Take, for example, the finalists in the Best RFID Implementation category. DIRECTV is using RFID to track 200,000 pieces of broadcast equipment, dramatically reducing the amount of time needed to perform inventory counts (see DIRECTV Uses RFID to Cut Inventory Time From Years to Months). And Interstate Batteries has deployed RFID-enabled smart racks at some 2,000 dealer locations to monitor inventory, improve replenishment and reduce fuel costs (see RFID Brings Greater Efficiency, Product Visibility to Interstate Batteries).

In addition, Royal Wolverhampton NHS Trust is using an active RFID-based real-time location system to track assets, as well as patient and staff interactions with those items, in order to reduce the spread of infection. The firm is also employing the system to monitor hand-hygiene compliance, improve bed turnover rates and alert personnel if certain situations arrise, such as a patient leaving the building (see New Cross Hospital Boosts Hand Hygiene, Efficiency via RTLS).

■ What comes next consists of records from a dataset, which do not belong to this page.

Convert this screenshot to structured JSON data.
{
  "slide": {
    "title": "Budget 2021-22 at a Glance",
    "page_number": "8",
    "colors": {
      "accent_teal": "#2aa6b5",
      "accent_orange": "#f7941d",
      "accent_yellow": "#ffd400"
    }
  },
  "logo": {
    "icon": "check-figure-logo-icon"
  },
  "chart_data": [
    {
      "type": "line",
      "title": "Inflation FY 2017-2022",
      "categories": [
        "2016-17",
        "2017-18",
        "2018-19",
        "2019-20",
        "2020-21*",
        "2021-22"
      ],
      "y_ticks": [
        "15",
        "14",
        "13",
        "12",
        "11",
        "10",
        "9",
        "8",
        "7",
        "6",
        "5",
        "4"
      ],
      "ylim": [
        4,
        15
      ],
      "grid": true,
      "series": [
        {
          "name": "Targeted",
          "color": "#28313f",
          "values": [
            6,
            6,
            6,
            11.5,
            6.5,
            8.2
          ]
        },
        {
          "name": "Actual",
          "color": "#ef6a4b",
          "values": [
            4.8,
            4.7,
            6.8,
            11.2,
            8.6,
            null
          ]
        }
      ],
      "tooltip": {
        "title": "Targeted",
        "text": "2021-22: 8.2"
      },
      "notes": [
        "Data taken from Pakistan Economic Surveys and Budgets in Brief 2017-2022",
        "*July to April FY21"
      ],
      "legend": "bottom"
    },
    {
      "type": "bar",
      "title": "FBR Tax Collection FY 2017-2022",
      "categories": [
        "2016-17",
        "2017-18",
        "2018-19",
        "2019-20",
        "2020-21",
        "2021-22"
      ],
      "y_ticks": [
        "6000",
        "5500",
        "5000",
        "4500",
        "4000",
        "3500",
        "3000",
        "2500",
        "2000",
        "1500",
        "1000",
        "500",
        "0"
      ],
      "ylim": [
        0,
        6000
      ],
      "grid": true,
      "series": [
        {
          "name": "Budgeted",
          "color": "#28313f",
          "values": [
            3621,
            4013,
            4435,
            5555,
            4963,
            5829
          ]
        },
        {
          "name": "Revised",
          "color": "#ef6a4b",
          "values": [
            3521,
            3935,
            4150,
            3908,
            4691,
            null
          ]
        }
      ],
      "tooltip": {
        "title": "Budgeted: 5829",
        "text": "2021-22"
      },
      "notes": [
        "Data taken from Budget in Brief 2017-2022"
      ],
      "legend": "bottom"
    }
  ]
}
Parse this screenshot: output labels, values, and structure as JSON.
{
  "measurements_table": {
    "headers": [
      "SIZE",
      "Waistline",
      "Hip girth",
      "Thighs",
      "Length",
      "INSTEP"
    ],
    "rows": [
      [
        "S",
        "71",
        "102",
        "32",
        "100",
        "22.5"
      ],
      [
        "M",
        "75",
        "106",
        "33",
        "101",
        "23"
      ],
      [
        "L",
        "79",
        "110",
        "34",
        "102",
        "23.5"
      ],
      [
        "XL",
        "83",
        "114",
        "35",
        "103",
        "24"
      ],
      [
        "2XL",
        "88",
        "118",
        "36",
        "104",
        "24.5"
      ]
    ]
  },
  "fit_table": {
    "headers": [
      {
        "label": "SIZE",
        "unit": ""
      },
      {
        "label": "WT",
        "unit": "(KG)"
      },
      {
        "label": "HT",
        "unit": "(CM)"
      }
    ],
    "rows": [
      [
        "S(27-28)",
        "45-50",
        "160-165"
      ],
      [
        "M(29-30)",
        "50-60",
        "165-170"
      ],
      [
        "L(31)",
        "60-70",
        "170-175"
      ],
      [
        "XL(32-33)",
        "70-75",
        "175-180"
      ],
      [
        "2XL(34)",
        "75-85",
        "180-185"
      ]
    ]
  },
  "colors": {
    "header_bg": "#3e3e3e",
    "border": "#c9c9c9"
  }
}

If you think RFID is still a relatively unproven technology, you should check out the finalists in the Best Use of RFID to Enhance a Product or Service category. Clarisonic, owned by L'Oreal, has embedded Near Field Communication (NFC) technology in the handle of its Smart Profile skin-cleansing device to interrogate the attached brush and set up specific treatment protocols dependent on brush type. This is one of the first examples of RFID being added to a popular consumer product to enhance that product.

Kuehne+Nagel, also a finalist in the Best Use category, is employing active RFID temperature sensors to monitor pharmaceutical and health-care products during intercontinental transportation. It offers the service to any customer shipping temperature-sensitive products. And RSH Energy is using RFID to enhance pipeline construction by identifying sections of pipe, their unique characteristics and their GPS location.